Rua Vinte e Dois

O som abafado da chuva se mistura com o tão pesado choro de uma desesperada mãe, que não se deixaria ser consolada por qualquer um que estivesse naquela sala de estar. Em uma mistura de emoções, todos os parentes simplesmente não acreditam no que aconteceu. Uma trágica tragédia, misteriosa como nunca, pairava sobre a pequena cidade de Tupiraí. A mãe simplesmente não conseguia acreditar que seu magicista havia desaparecido. Aquela casa abafada comportava quase todos os membros da família. Tios e tias, irmãos e irmãs, primos e primas permaneciam no lar, dando o apoio necessário para Carla, que desabava como uma chuva de verão.

Concentrados na sala, não podiam perceber a presença de um choro tímido, tentando ser escondido. Sentado nos degraus da escada de madeira rangente, um rapazote, no auge de sua adolescência, se lembra de tempos mais simples.

Correndo pela rua, atrás do pequenino, o mais velho gargalha ferozmente, enquanto sua mãe observa ao longe, do portão.
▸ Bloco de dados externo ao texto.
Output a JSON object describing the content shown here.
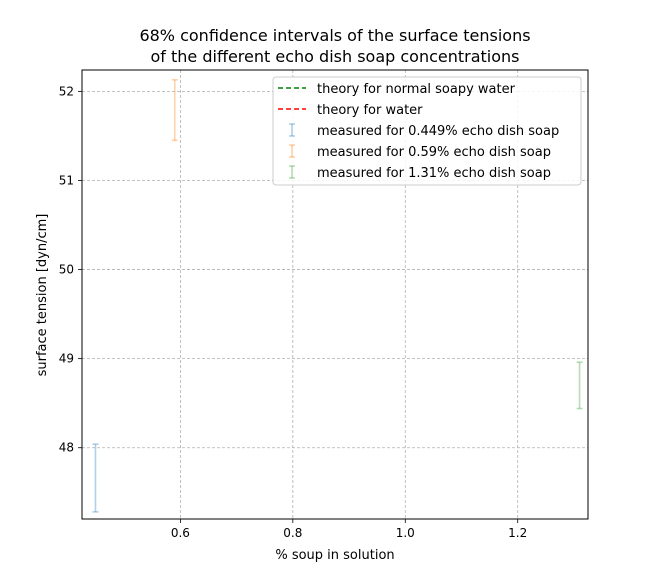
{
  "chart_data": {
    "type": "errorbar",
    "title": "68% confidence intervals of the surface tensions\nof the different echo dish soap concentrations",
    "title_lines": [
      "68% confidence intervals of the surface tensions",
      "of the different echo dish soap concentrations"
    ],
    "xlabel": "% soup in solution",
    "ylabel": "surface tension [dyn/cm]",
    "xlim": [
      0.425,
      1.325
    ],
    "ylim": [
      47.2,
      52.24
    ],
    "xticks": [
      0.6,
      0.8,
      1.0,
      1.2
    ],
    "xtick_labels": [
      "0.6",
      "0.8",
      "1.0",
      "1.2"
    ],
    "yticks": [
      48,
      49,
      50,
      51,
      52
    ],
    "ytick_labels": [
      "48",
      "49",
      "50",
      "51",
      "52"
    ],
    "grid": true,
    "legend_position": "upper right",
    "series": [
      {
        "name": "theory for normal soapy water",
        "kind": "hline",
        "style": "dashed",
        "color": "#008000"
      },
      {
        "name": "theory for water",
        "kind": "hline",
        "style": "dashed",
        "color": "#ff0000"
      },
      {
        "name": "measured for 0.449% echo dish soap",
        "kind": "errorbar",
        "x": 0.449,
        "y": 47.66,
        "yerr_low": 47.28,
        "yerr_high": 48.04,
        "color": "#1f77b4"
      },
      {
        "name": "measured for 0.59% echo dish soap",
        "kind": "errorbar",
        "x": 0.59,
        "y": 51.79,
        "yerr_low": 51.45,
        "yerr_high": 52.13,
        "color": "#ff7f0e"
      },
      {
        "name": "measured for 1.31% echo dish soap",
        "kind": "errorbar",
        "x": 1.31,
        "y": 48.7,
        "yerr_low": 48.44,
        "yerr_high": 48.96,
        "color": "#2ca02c"
      }
    ]
  }
}
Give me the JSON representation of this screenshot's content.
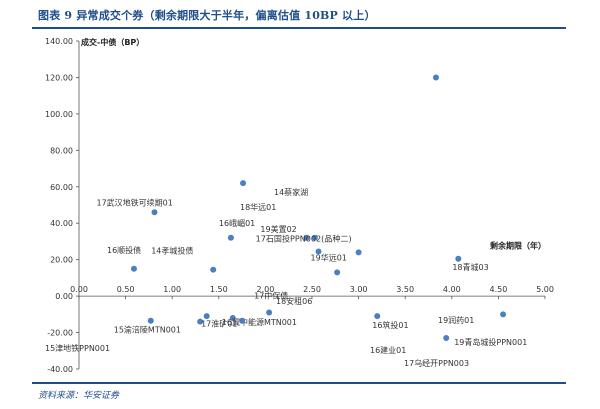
{
  "figure": {
    "title": "图表 9  异常成交个券（剩余期限大于半年，偏离估值 10BP 以上）",
    "source": "资料来源：华安证券"
  },
  "chart_data": {
    "type": "scatter",
    "title": "",
    "ylabel": "成交-中债（BP）",
    "xlabel": "剩余期限（年）",
    "xlim": [
      0,
      5
    ],
    "ylim": [
      -40,
      140
    ],
    "xticks": [
      "0.00",
      "0.50",
      "1.00",
      "1.50",
      "2.00",
      "2.50",
      "3.00",
      "3.50",
      "4.00",
      "4.50",
      "5.00"
    ],
    "yticks": [
      "140.00",
      "120.00",
      "100.00",
      "80.00",
      "60.00",
      "40.00",
      "20.00",
      "0.00",
      "-20.00",
      "-40.00"
    ],
    "grid": false,
    "marker_color": "#4a7fc1",
    "points": [
      {
        "x": 3.83,
        "y": 120.0,
        "label": ""
      },
      {
        "x": 1.76,
        "y": 62.0,
        "label": ""
      },
      {
        "x": 0.81,
        "y": 46.0,
        "label": "17武汉地铁可续期01"
      },
      {
        "x": 1.63,
        "y": 32.0,
        "label": "16峨嵋01"
      },
      {
        "x": 2.44,
        "y": 32.0,
        "label": "19美置02"
      },
      {
        "x": 2.53,
        "y": 32.0,
        "label": ""
      },
      {
        "x": 2.57,
        "y": 24.5,
        "label": "19华远01"
      },
      {
        "x": 3.0,
        "y": 24.0,
        "label": "17石国投PPN002(品种二)"
      },
      {
        "x": 4.07,
        "y": 20.5,
        "label": "18青城03"
      },
      {
        "x": 0.59,
        "y": 15.0,
        "label": "16顺投债"
      },
      {
        "x": 1.44,
        "y": 14.5,
        "label": "14孝城投债"
      },
      {
        "x": 2.77,
        "y": 13.0,
        "label": ""
      },
      {
        "x": 2.04,
        "y": -9.0,
        "label": "17中保债"
      },
      {
        "x": 3.2,
        "y": -11.0,
        "label": "16筑投01"
      },
      {
        "x": 4.55,
        "y": -10.0,
        "label": ""
      },
      {
        "x": 1.37,
        "y": -11.0,
        "label": ""
      },
      {
        "x": 1.3,
        "y": -14.0,
        "label": ""
      },
      {
        "x": 1.65,
        "y": -12.0,
        "label": "16冀中能源MTN001"
      },
      {
        "x": 1.75,
        "y": -13.5,
        "label": "17淮矿01"
      },
      {
        "x": 0.77,
        "y": -13.5,
        "label": "15渝涪陵MTN001"
      },
      {
        "x": 3.94,
        "y": -23.0,
        "label": "19青岛城投PPN001"
      }
    ],
    "floating_labels": [
      "14蔡家湖",
      "18华远01",
      "18安租06",
      "15津地铁PPN001",
      "16建业01",
      "17乌经开PPN003",
      "19润药01"
    ]
  }
}
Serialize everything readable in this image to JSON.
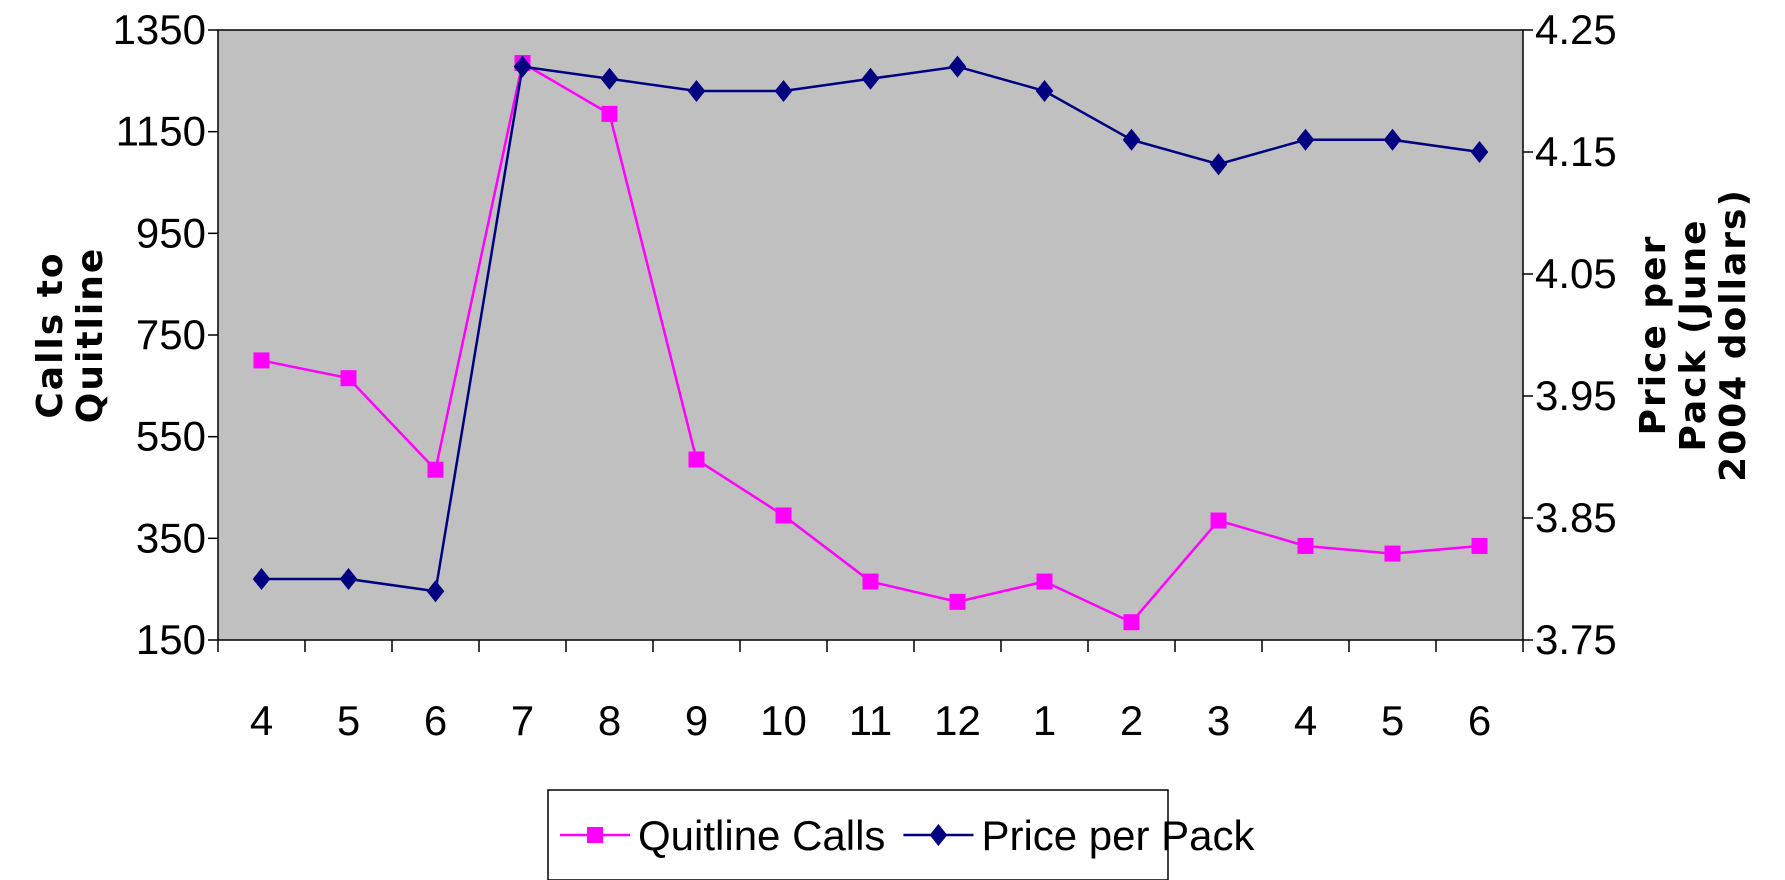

A felicidade é aparente em seus rostos, e nunca poderiam imaginar o horror que um dia pairaria sobre suas vidas. Em um piscar, o futuro desaparece e nada mais é certo. Aquele garotinho, apaixonado por mágica, voltava de mais um dia letivo, quando já não foi mais possível, ouvir o som de seus sorrisos. Que desastre outrora caiu sobre essa família.

Cidade Nova, fora este o local em que o magicista foi visto por último. O rapazote sabia disso, tinha visto nos noticiários. Pela primeira vez na história, Tupiraí estava sendo notada por todo o país. O que é necessário para se ter atenção? Paz e amor? Tragédia e aflição? Que mundo é esse que anda na contramão? Sua mente se embaralha, não consegue entender. Como que uma catástrofe pode se tornar o símbolo da atenção?

Devaneios e devaneios atormentam a mente do adolescente, que já não se encontra mais dentro de casa. Na nova Cidade Nova, ele adentra. Seus olhos semicerrados pela densa chuva, apenas veem seu caçula correndo pacificamente, com suas suaves passadas, que mais parecia dançar do que correr. O luar passa a iluminar a noite que jazia sombria, juntamente com as estrelas que chamam por seu nome.

— Lucas, cadê você? — Elas dizem.

— Me encontre! — A voz do magicista ecoava pela mente colapsada

de Pedro, que corria intensamente pelas ruas do bairro.

Cercado por casas não-planejadas, pisando no lamacento barro sendo marcado por seus passos pesados, Pedro se apronta. Passa pelas ruas principais, entrando por becos e vias nunca antes vistas. Quem iria atrás de mim? – se perguntava.

— Lucas, cadê você!? — Elas insistiam.

— Eu tô chegando! — Gritava ao fim da rua vinte e dois,

deparando-se com um rio.

Seu olhar busca por todos os lados e sua cabeça começa a esquentar. O que é real? – se perguntava. Logo, em espasmos o chão começa a se quebrar e seus dias passam a ser contados: momentos, horas, minutos e enfim, Pedro se depara com o denso laranja jogado à várzea do rio. A chama alaranjada se apagava aos poucos, conforme se aproximava mais e mais. O fogo já não existe mais. A ferocidade da noite preenche aquela carne e o luto de quem já se foi, acaba por começar novamente.

Em seus braços, carrega o sorriso que um dia ecoou em seu coração. Rindo, bate na porta de casa e tudo se apaga. Um grito desesperado com a visão com que se depara ressoa pela cidade. O que é real? – ela se perguntava.